March 31, 2004 — Judge James Gwin of U.S. District Court in Cleveland, Ohio, today ordered a Web site operator to remove photographs of Catherine Bosley, a former TV newswoman dancing naked while competing in a wet T-shirt contest, from its Web site.
In granting the preliminary injunction, Gwin seems to have rendered moot the March 25 stay — issued by the U.S. Court of Appeals in Cincinnati (6th Cir.) — of a temporary restraining order Gwin issued on March 8. The injunction prevents Web sites from publishing any nude photographs of Bosley, 37.
Gwin held that the speech was purely commercial, and that Bosley’s “right of publicity” in her name and likeness barred the companies from using her image to sell videos and access to Web sites.
More than 20 Web sites have already published the photos. Bosley resigned from WKBN-TV in Youngstown, Ohio, in January, when the pictures first appeared online.
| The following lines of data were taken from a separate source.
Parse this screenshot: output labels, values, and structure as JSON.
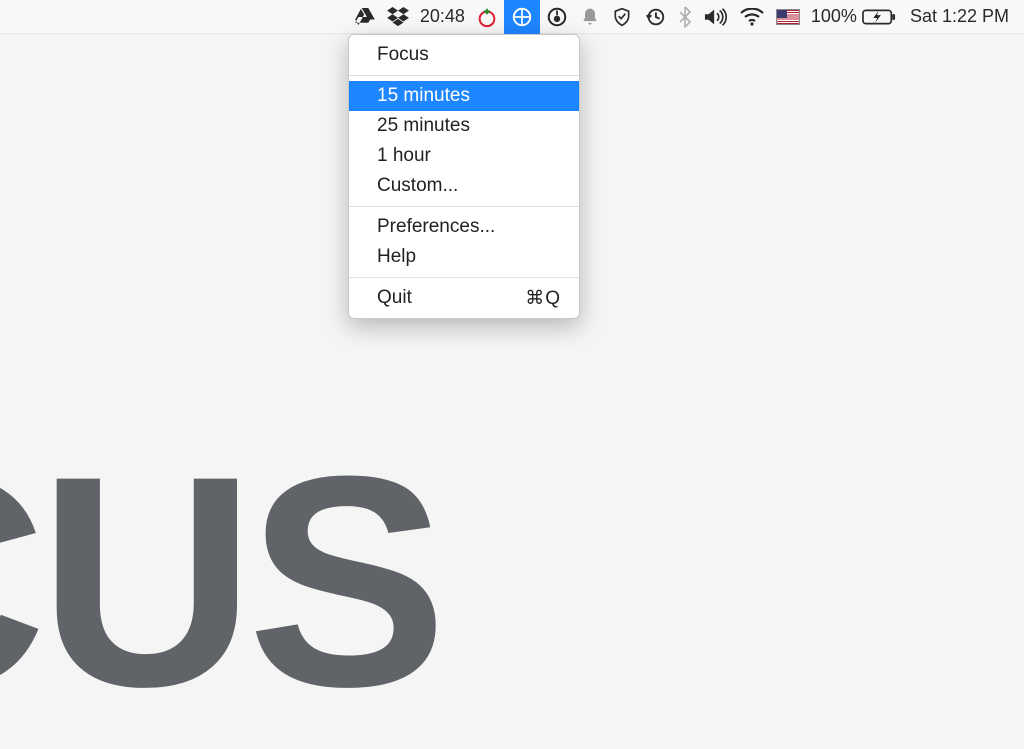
{
  "menubar": {
    "timer_text": "20:48",
    "battery_percent": "100%",
    "clock": "Sat 1:22 PM"
  },
  "dropdown": {
    "title": "Focus",
    "opt_15": "15 minutes",
    "opt_25": "25 minutes",
    "opt_1h": "1 hour",
    "opt_custom": "Custom...",
    "prefs": "Preferences...",
    "help": "Help",
    "quit": "Quit",
    "quit_shortcut": "⌘Q"
  },
  "background_text": "CUS"
}
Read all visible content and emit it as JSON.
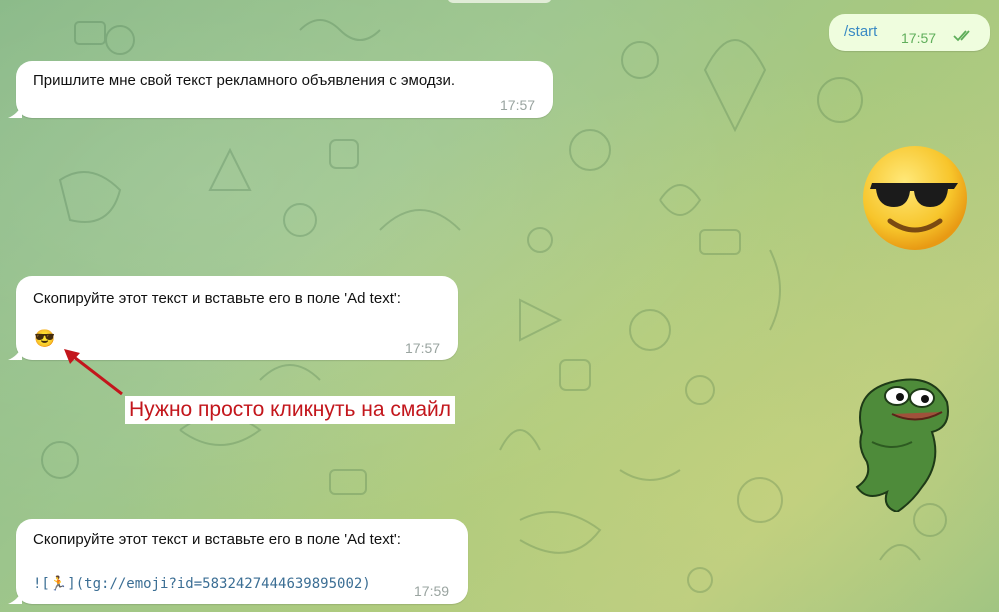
{
  "messages": [
    {
      "id": "m1",
      "direction": "out",
      "text": "/start",
      "time": "17:57",
      "status_icon": "double-check-icon"
    },
    {
      "id": "m2",
      "direction": "in",
      "text": "Пришлите мне свой текст рекламного объявления с эмодзи.",
      "time": "17:57"
    },
    {
      "id": "m3",
      "direction": "in",
      "text": "Скопируйте этот текст и вставьте его в поле 'Ad text':",
      "emoji": "😎",
      "time": "17:57"
    },
    {
      "id": "m4",
      "direction": "in",
      "text": "Скопируйте этот текст и вставьте его в поле 'Ad text':",
      "code_prefix": "![",
      "code_emoji": "🏃",
      "code_suffix": "](tg://emoji?id=5832427444639895002)",
      "time": "17:59"
    }
  ],
  "stickers": [
    {
      "name": "sunglasses-smiley-sticker"
    },
    {
      "name": "pepe-frog-sticker"
    }
  ],
  "annotation": {
    "text": "Нужно просто кликнуть на смайл",
    "color": "#c3161c"
  },
  "colors": {
    "incoming_bubble": "#ffffff",
    "outgoing_bubble": "#effdde",
    "outgoing_time": "#5fae5a"
  }
}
She was competing in a wet T-shirt contest during a vacation in Florida when the photos were taken.
According to the Lycos.com newswire, “Catherine Bosley” was the most searched name on the Internet for the week ending Jan. 24, 2004, surpassing socialite Paris Hilton.
The federal appeals court had ruled that the temporary restraining order was “improperly issued,” and cited “serious constitutional issues.” In 1976, in Nebraska Press Association v. Stuart , the U.S. Supreme Court called prior restraints “the most serious and least tolerable infringement on First Amendment rights.” Prior restraints on speech are rarely granted, even in cases involving national security.
Ronald S. Kopp, attorney for Marvad, said he is concerned about Gwin’s most recent order.
“This is a troubling decision for the First Amendment,” Kopp said. “If one reads this decision, they would have to assume that if President Bush did something embarrassing, and a newspaper or magazine caught it on tape, they couldn’t publish it because there is no First Amendment protection to commercial advantage. It is a very damaging decision for the news and entertainment industry.”
Marvad, owner of Sexbrat.com, the Web sites that originally purchased the photos, has asked the federal appellate court to overturn the injunction. Sexbrat.com recently made headlines by purchasing and distributing a homemade video of Hilton engaging in sexual intercourse with a boyfriend.